Get the most accurate reports thanks to the biggest Knowledge Base in the industry, which identifies the true origin of your code, instead of leaving you with incomplete scan results or inaccurate lists of endless matches.
Lightning Fast Scans
FOSSID’s extreme code search algorithm scans files in milliseconds. That’s up to 1000 times faster than the competition. Thus introducing no time penalty in your development cycle.
Whether as stand-alone tool or within a continuous integration environment, FOSSID’s lightweight Linux or Windows clients can be incorporated seamlessly into your development process.
Safe and Private
Your code is never uploaded or sent to the server. For maximum privacy and reliability, FOSSID can be deployed entirely within your work network so that performing scans does not involve any external dependencies or traffic outside your network premises.
How Does FOSSID Work?
Today, software developers are as likely to use open source software as they are to implement their own. Because of that, identifying what licenses reside in your software requires a systematic process for scanning and analyzing source code.
FOSSID is a software solution for open source identification. It detects open source components and their corresponding licenses in your code base, even if they are not declared in a package manifests. FOSSID is the ultimate open source scanning engine thanks to a state-of-the-art scanning engine and the most extensive open source Knowledge Base on the market:
The Biggest and Fastest Knowledge Base
FOSSID’s Knowledge Base is a constantly expanding repository that stores information about 37 million open source projects or more than 7 billion open source files. That is not only the biggest of its kind, but also the fastest, as it incorporates a revolutionary search algorithm that allows for lightning fast scans. Furthermore, FOSSID’s Knowledge Base is designed to expand rapidly to keep up with the exponential growth of free and open source software.
Thousand Vulnerable Projects
Identifies All Forms Of Open Source
Open source projects are continuously being forked and reused, which makes other scanners generate noisy reports that include irrelevant lists of secondary matches. That leads to time consuming and tedious analysis. FOSSID saves you lots of time by quickly identifying the true origin of your components, whether they are folders, libraries, archives or binaries, so that you do not waste your time investigating faulty reports.
Identify not only untouched files but also modified ones. Altering files voluntarily or automatically (by QA tools or development scripts) makes identification of matches more challenging and it might even require license compliance actions. FOSSID’s groundbreaking search algorithms find files even if they have been edited.
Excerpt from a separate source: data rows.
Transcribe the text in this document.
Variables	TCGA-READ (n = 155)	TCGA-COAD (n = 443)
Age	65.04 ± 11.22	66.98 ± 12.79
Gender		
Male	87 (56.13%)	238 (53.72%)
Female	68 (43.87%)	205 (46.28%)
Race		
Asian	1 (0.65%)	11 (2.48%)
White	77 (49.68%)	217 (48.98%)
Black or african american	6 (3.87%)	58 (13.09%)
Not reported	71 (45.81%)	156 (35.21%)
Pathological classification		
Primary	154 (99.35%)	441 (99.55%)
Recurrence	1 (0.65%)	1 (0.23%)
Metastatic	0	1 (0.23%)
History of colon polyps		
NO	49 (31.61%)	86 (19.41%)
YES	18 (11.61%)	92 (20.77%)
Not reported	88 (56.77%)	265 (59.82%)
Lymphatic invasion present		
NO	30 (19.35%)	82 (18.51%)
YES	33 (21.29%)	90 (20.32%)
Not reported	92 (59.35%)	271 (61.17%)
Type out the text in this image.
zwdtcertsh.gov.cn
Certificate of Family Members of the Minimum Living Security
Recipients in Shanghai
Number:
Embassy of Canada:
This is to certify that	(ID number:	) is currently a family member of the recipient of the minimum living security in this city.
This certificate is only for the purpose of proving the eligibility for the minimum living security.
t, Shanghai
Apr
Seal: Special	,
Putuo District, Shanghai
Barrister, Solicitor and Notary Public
Detect smaller footprints of open source in your projects. Today, it is a common practice to copy paste code from the web, to maximize efficiency when implementing new features or fixing bugs. FOSSID finds snippets of open source code and corresponding licenses, so that you can comply to your corporate guidelines and focus on what brings real value to your project.
Customers may choose to either use FOSSID cloud service, or deploy FOSSID solution entirely within their own network premises.
Customers who choose to use a cloud based FOSSID solution get a dedicated server to perform open source scans. No source code is ever transmitted to FOSSID servers when performing cloud based scans (not even file-names), only digital signatures of source code are being used to query the Knowledge Base.
When a customer chooses to have FOSSID solution deployed locally, an entire copy of FOSSID’s Knowledge Base is installed within customer’s network premises. As a result, performing open source scans does not involve any external dependencies or network traffic outside customer’s network.